14. systems according to any one of claim 1 to 13, wherein said system is used for the operation at patient articular place.
15. systems according to claim 14, wherein said joint is selected from the group be made up of hip, shoulder, knee joint, ankle, finger, thumb, toe, elbow and wrist.
16. systems according to claims 14 or 15, wherein said joint is hip.
17. systems according to any one of claim 1 to 16, wherein said system is used for replacement of total hip.
18. systems according to any one of claim 1 to 15, wherein said patient anatomy is selected from the group be made up of pelvis, scapula, femur, tibia, internal malleolus, radius, ulna, humerus, tibia and fibula.
19. systems according to claim 18, wherein said patient anatomy is pelvis.
20. systems according to any one of claim 1 to 19, wherein said Patient sensors can install relative to described patient anatomy.
21. systems according to claim 19, wherein said Patient sensors can install relative to the crista iliaca of patient or rumpbone.
22. systems according to claim 21, wherein said Patient sensors can be mounted to the rumpbone of patient.
23. systems according to any one in claim 1 to 22 are wherein that it is one or more to be selected from pitching, rolling and driftage by the direction of described Patient sensors and described direction sensor sensing.
24. systems according to claim 23, the direction wherein sensed by described Patient sensors and described direction sensor is pitching, rolling and driftage.
25. systems according to any one of claim 1 to 24, wherein:
-described Patient sensors comprises at least one for sensing the sensor in the direction of described patient anatomy, and at least one sensor wherein said is the group selecting free gyroscope, magnetometer, accelerometer, inclinometer and inertial sensor to form; And
-described direction sensor comprises at least one for sensing the sensor in the direction of described operation device, and at least one sensor wherein said is the group selecting free gyroscope, magnetometer, accelerometer, inclinometer and inertial sensor to form.
26. systems according to any one of claim 1 to 25, wherein said Patient sensors also comprises at least one for installing the securing member of described sensor relative to described patient anatomy.
27. systems according to any one of claim 1 to 26, wherein said Patient sensors comprises transducing part and base, wherein said transducing part can be mounted to described base, and wherein said transducing part comprises at least one sensor, and described base can be installed relative to described patient anatomy.

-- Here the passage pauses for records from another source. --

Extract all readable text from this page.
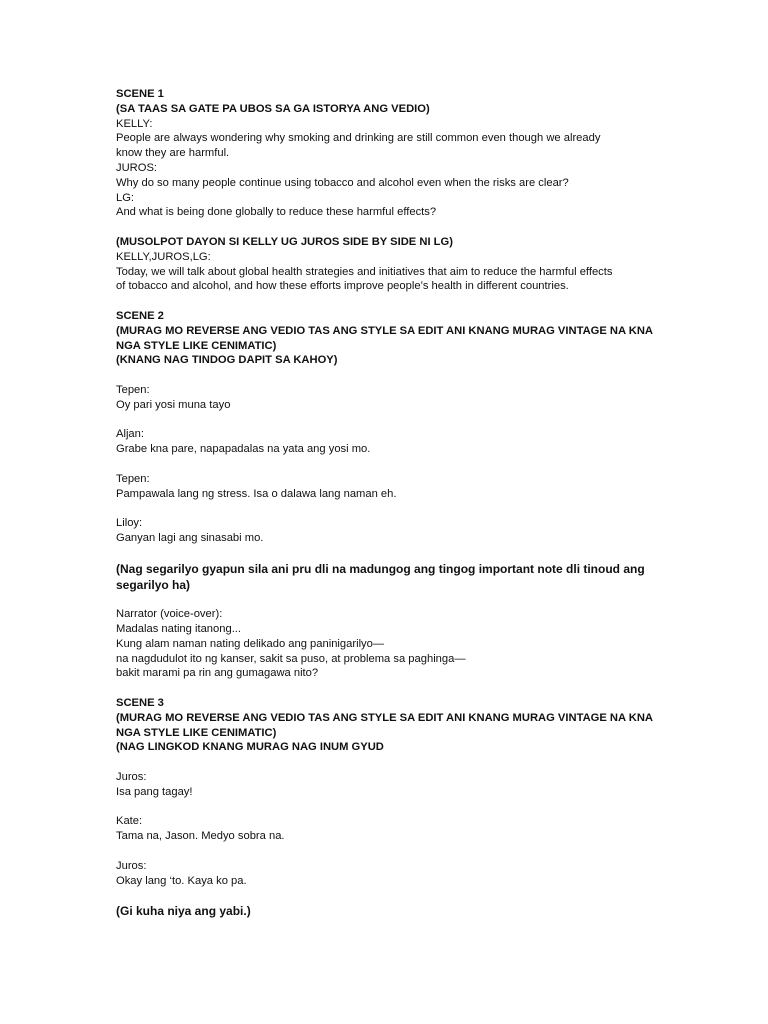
SCENE 1
(SA TAAS SA GATE PA UBOS SA GA ISTORYA ANG VEDIO)
KELLY:
People are always wondering why smoking and drinking are still common even though we already
know they are harmful.
JUROS:
Why do so many people continue using tobacco and alcohol even when the risks are clear?
LG:
And what is being done globally to reduce these harmful effects?
(MUSOLPOT DAYON SI KELLY UG JUROS SIDE BY SIDE NI LG)
KELLY,JUROS,LG:
Today, we will talk about global health strategies and initiatives that aim to reduce the harmful effects
of tobacco and alcohol, and how these efforts improve people’s health in different countries.
SCENE 2
(MURAG MO REVERSE ANG VEDIO TAS ANG STYLE SA EDIT ANI KNANG MURAG VINTAGE NA KNA
NGA STYLE LIKE CENIMATIC)
(KNANG NAG TINDOG DAPIT SA KAHOY)
Tepen:
Oy pari yosi muna tayo
Aljan:
Grabe kna pare, napapadalas na yata ang yosi mo.
Tepen:
Pampawala lang ng stress. Isa o dalawa lang naman eh.
Liloy:
Ganyan lagi ang sinasabi mo.
(Nag segarilyo gyapun sila ani pru dli na madungog ang tingog important note dli tinoud ang
segarilyo ha)
Narrator (voice-over):
Madalas nating itanong...
Kung alam naman nating delikado ang paninigarilyo—
na nagdudulot ito ng kanser, sakit sa puso, at problema sa paghinga—
bakit marami pa rin ang gumagawa nito?
SCENE 3
(MURAG MO REVERSE ANG VEDIO TAS ANG STYLE SA EDIT ANI KNANG MURAG VINTAGE NA KNA
NGA STYLE LIKE CENIMATIC)
(NAG LINGKOD KNANG MURAG NAG INUM GYUD
Juros:
Isa pang tagay!
Kate:
Tama na, Jason. Medyo sobra na.
Juros:
Okay lang ‘to. Kaya ko pa.
(Gi kuha niya ang yabi.)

28. systems according to any one of claim 1 to 27, it also comprises the operation device for carrying out surgical application on described patient anatomy.
29. systems according to any one of claim 1 to 28, wherein said operation device is reamer or prosthesis assembly.
30. systems according to claim 29, wherein said reamer is acetabular bone reamer.
31. systems according to claim 29, wherein said prosthesis assembly is acetabular cup.
32. systems according to any one of claims 1 to 31, wherein said direction sensor can be installed relative to described operation device.
33. systems according to claim 32, wherein said direction sensor can be mounted to reamer maybe can be mounted to apparatus for placing for placing prosthesis assembly.
34. systems according to claim 33, wherein said direction sensor comprises transducing part and the installed part for described direction sensor being mounted to reamer or apparatus for placing, and wherein said transducing part can be mounted to described installed part.
35. systems according to claim 33 or 34, wherein said direction sensor comprises the securing member for described direction sensor being fastened to reamer or apparatus for placing.
36. systems according to claim 35, wherein said installed part comprises craft port for installing described transducing part, amortisseur and one or more for what be fastened to by described direction sensor in the securing member of reamer or apparatus for placing.
37. systems according to any one of claims 1 to 36, wherein said Patient sensors communicates with described monitor, and described direction sensor communicates with described monitor.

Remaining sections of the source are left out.